Kashgar - Abakh Hoja Mausoleum

It takes five minutes in a rusty taxi to get from the Kashgar Sunday bazaar to the Aba Khoja Mausoleum. The mausoleum is arguably the biggest tourist site in Kashgar, is easily it’s most impressive building and is also a holy and important place – yet the road to get there is still dirt and lined with small homes.

It's incredible that you drive through rough streets and poverty, to get to an entrance like this.

So who is this Abakh Hoja dude? He is pretty much the only ruler of Kashgar that the Uyghurs really ever liked. His granddaughter Ikparhan (she’s known as Xiang Fei or the “Fragrant Concubine”, but I dunno whats up with that) is also buried there. She led the Uyghur people in a revolt against the Han Chinese ruling powers, but she lost and had to be Emperor Qianlong’s concubine. Tough break. The story goes that she was murdered for refusing to submit to this new beau. Or that she was driven to suicide by her new mother-in-law. But there is another story that she just died of old age later. So you can pretty much choose your own ending Goosebumps style.

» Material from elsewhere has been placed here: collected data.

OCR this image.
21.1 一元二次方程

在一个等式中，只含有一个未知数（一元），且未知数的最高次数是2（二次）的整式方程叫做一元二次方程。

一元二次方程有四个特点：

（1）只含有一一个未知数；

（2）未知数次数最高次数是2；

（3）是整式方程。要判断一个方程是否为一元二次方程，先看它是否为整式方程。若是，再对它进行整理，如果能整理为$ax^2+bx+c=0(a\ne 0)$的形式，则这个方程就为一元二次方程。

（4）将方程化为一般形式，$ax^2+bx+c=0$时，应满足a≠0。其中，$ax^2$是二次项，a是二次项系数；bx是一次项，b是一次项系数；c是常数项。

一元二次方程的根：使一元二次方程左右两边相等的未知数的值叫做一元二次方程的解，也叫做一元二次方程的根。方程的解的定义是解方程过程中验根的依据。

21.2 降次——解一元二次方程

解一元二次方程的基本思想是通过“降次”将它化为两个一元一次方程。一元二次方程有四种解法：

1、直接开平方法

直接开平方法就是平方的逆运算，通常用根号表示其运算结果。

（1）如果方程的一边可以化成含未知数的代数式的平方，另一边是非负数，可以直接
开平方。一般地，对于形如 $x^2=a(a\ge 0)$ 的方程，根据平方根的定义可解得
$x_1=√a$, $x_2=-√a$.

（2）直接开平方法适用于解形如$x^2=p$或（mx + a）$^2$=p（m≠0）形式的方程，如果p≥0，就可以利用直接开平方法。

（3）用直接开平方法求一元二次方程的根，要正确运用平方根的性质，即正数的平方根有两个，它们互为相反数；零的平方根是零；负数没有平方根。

I digress. No amount of historical inaccuracy could take the take-your-breath-away- effect away from this building.

The mausoleum itself was built way back in the 17th century and has lasted pretty damn well considering. The tiles are incredibly luminescent and in the sun the whole building shines like a big somber disco ball.

In front of the mausoleum there is a perfect rose garden, and a camel that you can ride around. We had just returned from riding camels in the desert though, so passed on that particular experience. 

There is a big big big Islamic cemetery beside the mausoleum too where the graves are iconic and also a little strangely beautiful. This burial site is still used by devout Uyghur locals. It’s an incredible sight.

Elsewhere in the Abakh Hoja complex there is a mosque and a prayer hall and a lecture hall and a pond. Although it’s all a bit rundown now, it was clearly remarkable in it’s day. The paint has faded and the rubble is piling up and the tiles are falling off, but the area is withoutadoubt very special. At no time would I have guessed I was in China. 

I am really struggling to communicate how profound this place is. I began writing a short story about it and it has got me really excited. I feel like some places in the world are just too visually stimulating, it's unbearable!